Carla n’a pas fait mine de se retirer ; au contraire, elle a gardé la bouche fermée sur lui, suçant, voulant qu’il termine là. Marcos a joui dans un cri et elle a encaissé la jouissance sans avaler, en lui nettoyant la bite à coups de langue.
— Tu l’as avalé ? — lui ai-je demandé.
Elle a secoué la tête, sans ouvrir la bouche.
— Garde-le et allonge-toi sur le dos.
Elle s’est allongée, a ouvert la bouche et a attendu Rubén, qui était encore en érection. Il a retiré son préservatif — il était évident qu’il voulait finir comme Marcos — et s’est assis à califourchon sur elle, enfonçant sa bite dans sa bouche. Carla suçait en prenant soin de ne pas encore avaler ce qu’elle avait déjà à l’intérieur. Je me suis agenouillé à côté d’elle et je lui ai caressé la chatte pendant qu’il alternait entre la lui mettre dans la bouche et la branler au-dessus d’elle.
— Je jouis ! — a crié Rubén enfin, en la retirant d’un coup.
Carla a ouvert la bouche autant qu’elle a pu et a tiré la langue. Un jet lui est tombé dedans, presque tout. Ensuite, elle lui a nettoyé la bite à coups de langue, comme elle l’avait fait avec Marcos.
Je me suis approché de son visage. Elle était épuisée, mais heureuse. Je l’ai embrassée.
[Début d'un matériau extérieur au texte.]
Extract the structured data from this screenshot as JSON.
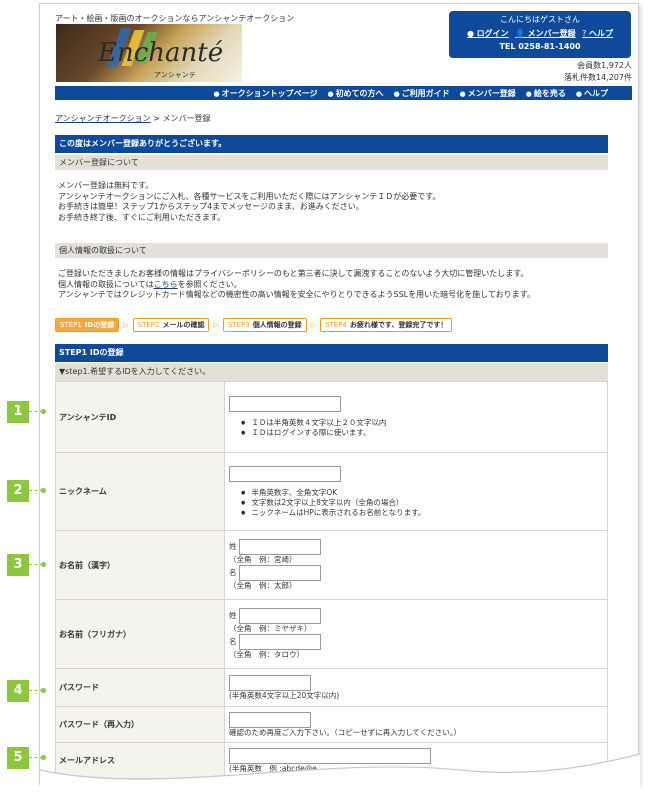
{
  "header": {
    "tagline": "アート・絵画・版画のオークションならアンシャンテオークション",
    "logo_text": "Enchanté",
    "logo_kana": "アンシャンテ",
    "greeting": "こんにちはゲストさん",
    "login": "ログイン",
    "member_register": "メンバー登録",
    "help": "ヘルプ",
    "tel": "TEL 0258-81-1400",
    "member_count": "会員数1,972人",
    "bid_count": "落札件数14,207件"
  },
  "nav": {
    "items": [
      "オークショントップページ",
      "初めての方へ",
      "ご利用ガイド",
      "メンバー登録",
      "絵を売る",
      "ヘルプ"
    ]
  },
  "breadcrumb": {
    "home": "アンシャンテオークション",
    "sep": " > ",
    "current": "メンバー登録"
  },
  "thanks_title": "この度はメンバー登録ありがとうございます。",
  "about_section": {
    "title": "メンバー登録について",
    "lines": [
      "メンバー登録は無料です。",
      "アンシャンテオークションにご入札、各種サービスをご利用いただく際にはアンシャンテＩＤが必要です。",
      "お手続きは簡単！ステップ1からステップ4までメッセージのまま、お進みください。",
      "お手続き終了後、すぐにご利用いただきます。"
    ]
  },
  "privacy_section": {
    "title": "個人情報の取扱について",
    "line1": "ご登録いただきましたお客様の情報はプライバシーポリシーのもと第三者に決して漏洩することのないよう大切に管理いたします。",
    "line2_pre": "個人情報の取扱については",
    "line2_link": "こちら",
    "line2_post": "を参照ください。",
    "line3": "アンシャンテではクレジットカード情報などの機密性の高い情報を安全にやりとりできるようSSLを用いた暗号化を施しております。"
  },
  "steps": [
    {
      "num": "STEP1",
      "label": "IDの登録"
    },
    {
      "num": "STEP2",
      "label": "メールの確認"
    },
    {
      "num": "STEP3",
      "label": "個人情報の登録"
    },
    {
      "num": "STEP4",
      "label": "お疲れ様です、登録完了です！"
    }
  ],
  "step1": {
    "title": "STEP1 IDの登録",
    "subtitle": "▼step1.希望するIDを入力してください。"
  },
  "form": {
    "id_label": "アンシャンテID",
    "id_notes": [
      "ＩＤは半角英数４文字以上２０文字以内",
      "ＩＤはログインする際に使います。"
    ],
    "nick_label": "ニックネーム",
    "nick_notes": [
      "半角英数字、全角文字OK",
      "文字数は2文字以上8文字以内（全角の場合）",
      "ニックネームはHPに表示されるお名前となります。"
    ],
    "name_kanji_label": "お名前（漢字）",
    "sei": "姓",
    "mei": "名",
    "kanji_sei_hint": "（全角　例：宮崎）",
    "kanji_mei_hint": "（全角　例：太郎）",
    "name_kana_label": "お名前（フリガナ）",
    "kana_sei_hint": "（全角　例：ミヤザキ）",
    "kana_mei_hint": "（全角　例：タロウ）",
    "password_label": "パスワード",
    "password_hint": "(半角英数4文字以上20文字以内)",
    "password_confirm_label": "パスワード（再入力）",
    "password_confirm_hint": "確認のため再度ご入力下さい。（コピーせずに再入力してください。）",
    "email_label": "メールアドレス",
    "email_hint": "(半角英数　例 :abcde@e"
  },
  "badges": [
    "1",
    "2",
    "3",
    "4",
    "5"
  ],
  "colors": {
    "nav_blue": "#0f4a9a",
    "step_orange": "#f29c1f",
    "badge_green": "#8dc63f"
  }
}
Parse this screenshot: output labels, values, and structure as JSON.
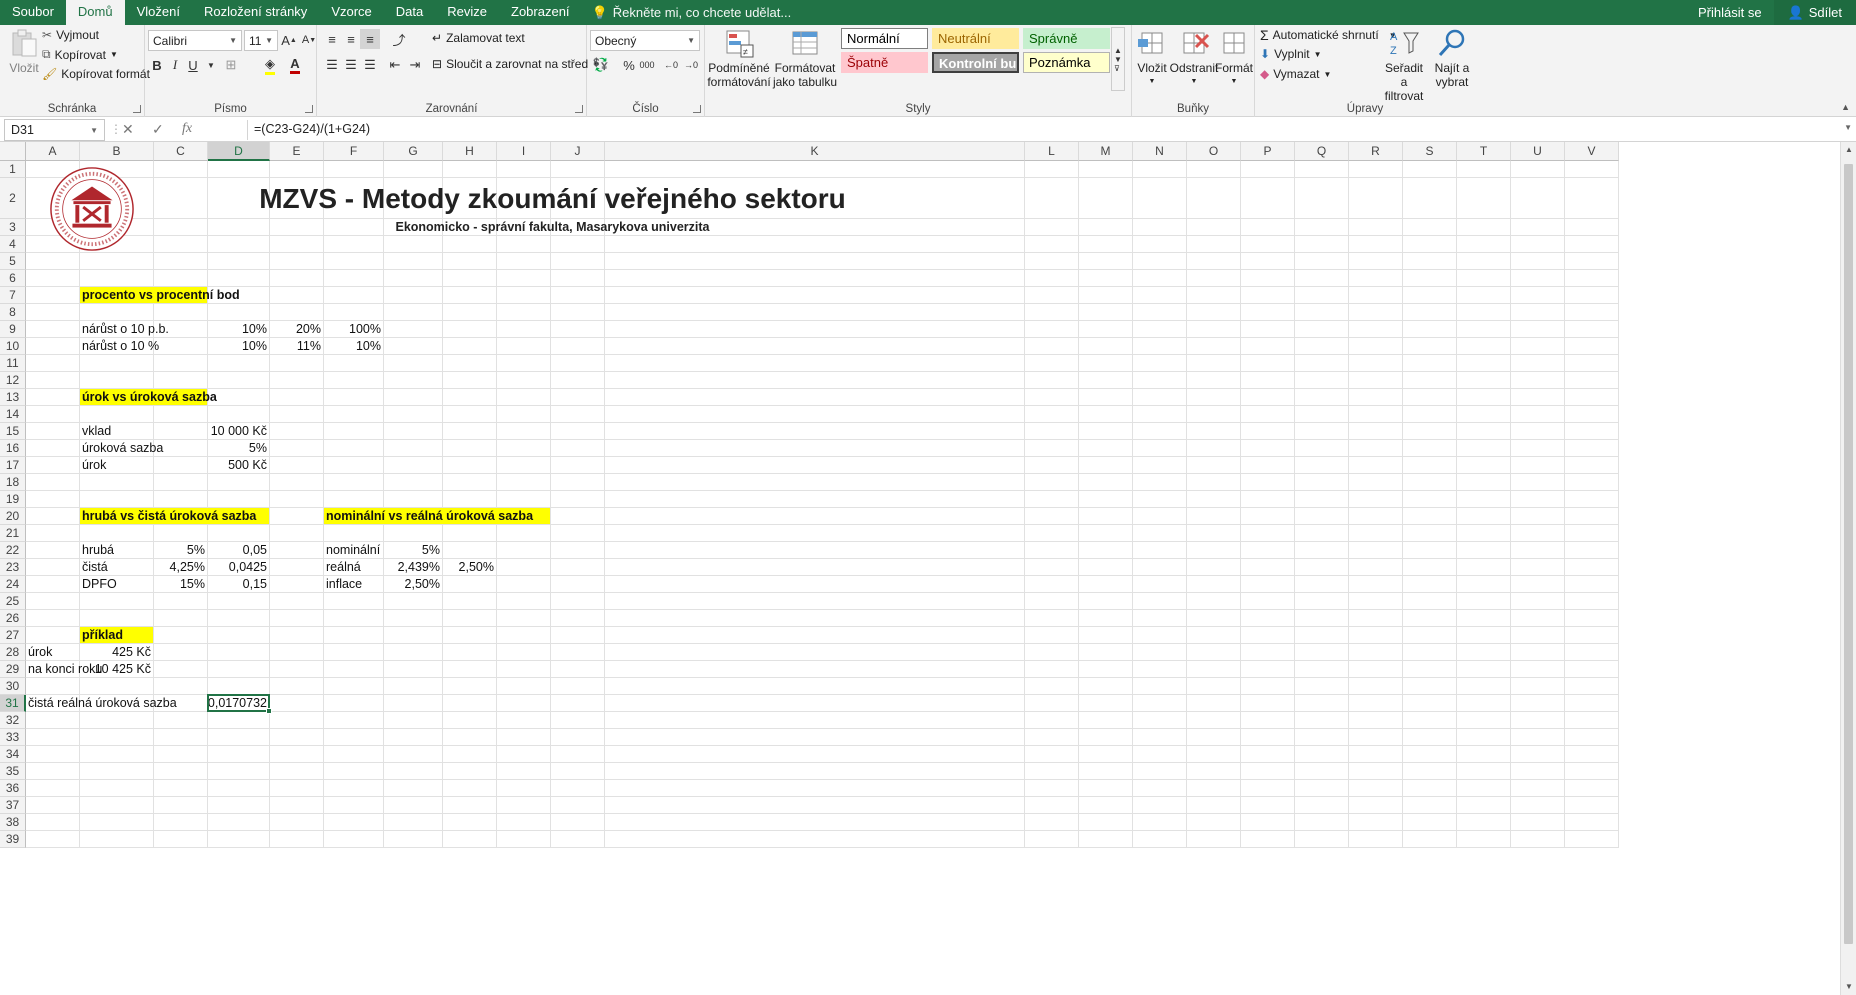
{
  "tabs": [
    "Soubor",
    "Domů",
    "Vložení",
    "Rozložení stránky",
    "Vzorce",
    "Data",
    "Revize",
    "Zobrazení"
  ],
  "active_tab": "Domů",
  "tell_me": "Řekněte mi, co chcete udělat...",
  "signin": "Přihlásit se",
  "share": "Sdílet",
  "ribbon": {
    "clipboard": {
      "label": "Schránka",
      "paste": "Vložit",
      "cut": "Vyjmout",
      "copy": "Kopírovat",
      "format_painter": "Kopírovat formát"
    },
    "font": {
      "label": "Písmo",
      "name": "Calibri",
      "size": "11",
      "bold": "B",
      "italic": "I",
      "underline": "U"
    },
    "alignment": {
      "label": "Zarovnání",
      "wrap": "Zalamovat text",
      "merge": "Sloučit a zarovnat na střed"
    },
    "number": {
      "label": "Číslo",
      "format": "Obecný"
    },
    "styles": {
      "label": "Styly",
      "conditional": [
        "Podmíněné",
        "formátování"
      ],
      "as_table": [
        "Formátovat",
        "jako tabulku"
      ],
      "items": [
        {
          "label": "Normální",
          "bg": "#ffffff",
          "fg": "#000000",
          "border": "#7f7f7f"
        },
        {
          "label": "Neutrální",
          "bg": "#ffeb9c",
          "fg": "#9c6500",
          "border": "#ffeb9c"
        },
        {
          "label": "Správně",
          "bg": "#c6efce",
          "fg": "#006100",
          "border": "#c6efce"
        },
        {
          "label": "Špatně",
          "bg": "#ffc7ce",
          "fg": "#9c0006",
          "border": "#ffc7ce"
        },
        {
          "label": "Kontrolní bu...",
          "bg": "#a5a5a5",
          "fg": "#ffffff",
          "border": "#3f3f3f"
        },
        {
          "label": "Poznámka",
          "bg": "#ffffcc",
          "fg": "#000000",
          "border": "#b2b2b2"
        }
      ]
    },
    "cells": {
      "label": "Buňky",
      "insert": "Vložit",
      "delete": "Odstranit",
      "format": "Formát"
    },
    "editing": {
      "label": "Úpravy",
      "autosum": "Automatické shrnutí",
      "fill": "Vyplnit",
      "clear": "Vymazat",
      "sort": [
        "Seřadit a",
        "filtrovat"
      ],
      "find": [
        "Najít a",
        "vybrat"
      ]
    }
  },
  "name_box": "D31",
  "formula": "=(C23-G24)/(1+G24)",
  "columns": [
    "A",
    "B",
    "C",
    "D",
    "E",
    "F",
    "G",
    "H",
    "I",
    "J",
    "K",
    "L",
    "M",
    "N",
    "O",
    "P",
    "Q",
    "R",
    "S",
    "T",
    "U",
    "V"
  ],
  "selected_column": "D",
  "rows": [
    1,
    2,
    3,
    4,
    5,
    6,
    7,
    8,
    9,
    10,
    11,
    12,
    13,
    14,
    15,
    16,
    17,
    18,
    19,
    20,
    21,
    22,
    23,
    24,
    25,
    26,
    27,
    28,
    29,
    30,
    31,
    32,
    33,
    34,
    35,
    36,
    37,
    38,
    39
  ],
  "selected_row": 31,
  "sheet": {
    "title": "MZVS - Metody zkoumání veřejného sektoru",
    "subtitle": "Ekonomicko - správní fakulta, Masarykova univerzita",
    "logo_text": "UNIVERSITAS MASARYKIANA BRUNENSIS · FACULTAS RERUM OECONOMICARUM",
    "cells": [
      {
        "col": "B",
        "row": 7,
        "text": "procento vs procentní bod",
        "bold": true,
        "fill": "#ffff00",
        "span": 2
      },
      {
        "col": "B",
        "row": 9,
        "text": "nárůst o  10 p.b."
      },
      {
        "col": "D",
        "row": 9,
        "text": "10%",
        "align": "r"
      },
      {
        "col": "E",
        "row": 9,
        "text": "20%",
        "align": "r"
      },
      {
        "col": "F",
        "row": 9,
        "text": "100%",
        "align": "r"
      },
      {
        "col": "B",
        "row": 10,
        "text": "nárůst  o  10 %"
      },
      {
        "col": "D",
        "row": 10,
        "text": "10%",
        "align": "r"
      },
      {
        "col": "E",
        "row": 10,
        "text": "11%",
        "align": "r"
      },
      {
        "col": "F",
        "row": 10,
        "text": "10%",
        "align": "r"
      },
      {
        "col": "B",
        "row": 13,
        "text": "úrok vs úroková sazba",
        "bold": true,
        "fill": "#ffff00",
        "span": 2
      },
      {
        "col": "B",
        "row": 15,
        "text": "vklad"
      },
      {
        "col": "D",
        "row": 15,
        "text": "10 000 Kč",
        "align": "r"
      },
      {
        "col": "B",
        "row": 16,
        "text": "úroková sazba"
      },
      {
        "col": "D",
        "row": 16,
        "text": "5%",
        "align": "r"
      },
      {
        "col": "B",
        "row": 17,
        "text": "úrok"
      },
      {
        "col": "D",
        "row": 17,
        "text": "500 Kč",
        "align": "r"
      },
      {
        "col": "B",
        "row": 20,
        "text": "hrubá vs čistá úroková sazba",
        "bold": true,
        "fill": "#ffff00",
        "span": 3
      },
      {
        "col": "F",
        "row": 20,
        "text": "nominální vs reálná úroková sazba",
        "bold": true,
        "fill": "#ffff00",
        "span": 4
      },
      {
        "col": "B",
        "row": 22,
        "text": "hrubá"
      },
      {
        "col": "C",
        "row": 22,
        "text": "5%",
        "align": "r"
      },
      {
        "col": "D",
        "row": 22,
        "text": "0,05",
        "align": "r"
      },
      {
        "col": "F",
        "row": 22,
        "text": "nominální"
      },
      {
        "col": "G",
        "row": 22,
        "text": "5%",
        "align": "r"
      },
      {
        "col": "B",
        "row": 23,
        "text": "čistá"
      },
      {
        "col": "C",
        "row": 23,
        "text": "4,25%",
        "align": "r"
      },
      {
        "col": "D",
        "row": 23,
        "text": "0,0425",
        "align": "r"
      },
      {
        "col": "F",
        "row": 23,
        "text": "reálná"
      },
      {
        "col": "G",
        "row": 23,
        "text": "2,439%",
        "align": "r"
      },
      {
        "col": "H",
        "row": 23,
        "text": "2,50%",
        "align": "r"
      },
      {
        "col": "B",
        "row": 24,
        "text": "DPFO"
      },
      {
        "col": "C",
        "row": 24,
        "text": "15%",
        "align": "r"
      },
      {
        "col": "D",
        "row": 24,
        "text": "0,15",
        "align": "r"
      },
      {
        "col": "F",
        "row": 24,
        "text": "inflace"
      },
      {
        "col": "G",
        "row": 24,
        "text": "2,50%",
        "align": "r"
      },
      {
        "col": "B",
        "row": 27,
        "text": "příklad",
        "bold": true,
        "fill": "#ffff00"
      },
      {
        "col": "A",
        "row": 28,
        "text": "úrok"
      },
      {
        "col": "B",
        "row": 28,
        "text": "425 Kč",
        "align": "r"
      },
      {
        "col": "A",
        "row": 29,
        "text": "na konci roku"
      },
      {
        "col": "B",
        "row": 29,
        "text": "10 425 Kč",
        "align": "r"
      },
      {
        "col": "A",
        "row": 31,
        "text": "čistá reálná úroková sazba"
      },
      {
        "col": "D",
        "row": 31,
        "text": "0,0170732",
        "align": "r"
      }
    ]
  }
}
— Tu as deux jouissances dans la bouche en ce moment — lui ai-je dit, pour qu’elle en prenne conscience.
Elle m’a souri, bouche fermée.
— Tu vas en faire quoi ? — ai-je demandé.
Sans réfléchir, elle les a avalées d’un coup.
— Ça ! — a-t-elle lancé ensuite —. J’adore.
***
Je l’ai embrassée à nouveau et je l’ai aidée à se relever. Les gars, très attentifs eux aussi, ont ramassé les préservatifs et se sont montrés polis jusqu’au bout. Nous nous sommes dit au revoir : deux bises à Carla, une poignée de main pour moi.
Comme toujours quand nous finissons une séance comme celle-là, Carla et moi sommes restés seuls un moment, à parler de ce qui venait de se passer, et nous avons fini par baiser tous les deux, avec beaucoup d’amour. Chaque fois que je la vois avec d’autres, je l’aime encore davantage.
J’espère que la prochaine ne tardera pas trop à arriver.